OVOR: ONEPROMPT WITH VIRTUAL OUTLIER REGULARIZATION FOR REHEARSAL-FREE CLASS-INCREMENTAL LEARNING
This paper proposes a novel method for rehearsal-free class-incremental learning (CIL) called OVOR, which combines OnePrompt with virtual outlier regularization. The main idea is to use virtual outliers to regularize the decision boundaries of the classifier, thereby reducing inter-task confusion. The method is compatible with various prompt-based CIL methods and has been evaluated on ImageNet-R and CIFAR-100 benchmarks.
The paper first discusses the challenges of rehearsal-free CIL, including inter-task confusion and the need for a prompt pool. It then introduces the concept of virtual outliers, which are synthetic data points that help regularize the classifier. The method uses these virtual outliers to improve the performance of the classifier by making the decision boundaries more compact.
The paper also introduces OnePrompt, a simple prompt-based CIL method that uses a single prompt throughout the learning process. This method is more efficient in terms of computation and parameters compared to existing methods. The paper evaluates OnePrompt on ImageNet-R and CIFAR-100, showing that it achieves comparable results to state-of-the-art methods with fewer parameters and faster inference speed.
The paper then proposes OVOR, which combines OnePrompt with virtual outlier regularization. This method has been evaluated on ImageNet-R and CIFAR-100, showing that it achieves performance comparable to or better than existing methods in terms of accuracy, parameters, and computation.
The paper also discusses the effectiveness of virtual outlier regularization, showing that it improves the performance of various prompt-based methods. It also compares OVOR to other state-of-the-art methods, showing that it achieves better performance in terms of accuracy, parameters, and computation.
The paper concludes that OVOR is a promising method for rehearsal-free CIL, and that it is compatible with various prompt-based methods. The method is efficient in terms of computation and parameters, and it has been evaluated on multiple benchmarks.
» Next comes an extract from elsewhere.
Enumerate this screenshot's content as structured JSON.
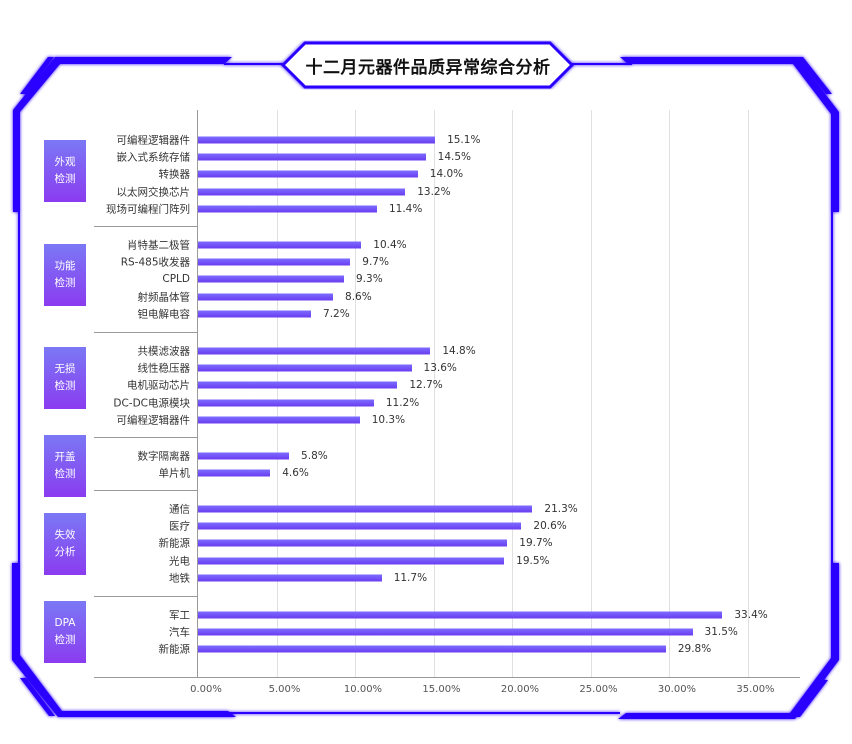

The paper also discusses the limitations of the method, including its applicability to domain-incremental learning and blurred boundary continual learning.OVOR: ONEPROMPT WITH VIRTUAL OUTLIER REGULARIZATION FOR REHEARSAL-FREE CLASS-INCREMENTAL LEARNING
This paper proposes a novel method for rehearsal-free class-incremental learning (CIL) called OVOR, which combines OnePrompt with virtual outlier regularization. The main idea is to use virtual outliers to regularize the decision boundaries of the classifier, thereby reducing inter-task confusion. The method is compatible with various prompt-based CIL methods and has been evaluated on ImageNet-R and CIFAR-100 benchmarks.
The paper first discusses the challenges of rehearsal-free CIL, including inter-task confusion and the need for a prompt pool. It then introduces the concept of virtual outliers, which are synthetic data points that help regularize the classifier. The method uses these virtual outliers to improve the performance of the classifier by making the decision boundaries more compact.
The paper also introduces OnePrompt, a simple prompt-based CIL method that uses a single prompt throughout the learning process. This method is more efficient in terms of computation and parameters compared to existing methods. The paper evaluates OnePrompt on ImageNet-R and CIFAR-100, showing that it achieves comparable results to state-of-the-art methods with fewer parameters and faster inference speed.
The paper then proposes OVOR, which combines OnePrompt with virtual outlier regularization. This method has been evaluated on ImageNet-R and CIFAR-100, showing that it achieves performance comparable to or better than existing methods in terms of accuracy, parameters, and computation.
The paper also discusses the effectiveness of virtual outlier regularization, showing that it improves the performance of various prompt-based methods. It also compares OVOR to other state-of-the-art methods, showing that it achieves better performance in terms of accuracy, parameters, and computation.
The paper concludes that OVOR is a promising method for rehearsal-free CIL, and that it is compatible with various prompt-based methods. The method is efficient in terms of computation and parameters, and it has been evaluated on multiple benchmarks. The paper also discusses the limitations of the method, including its applicability to domain-incremental learning and blurred boundary continual learning.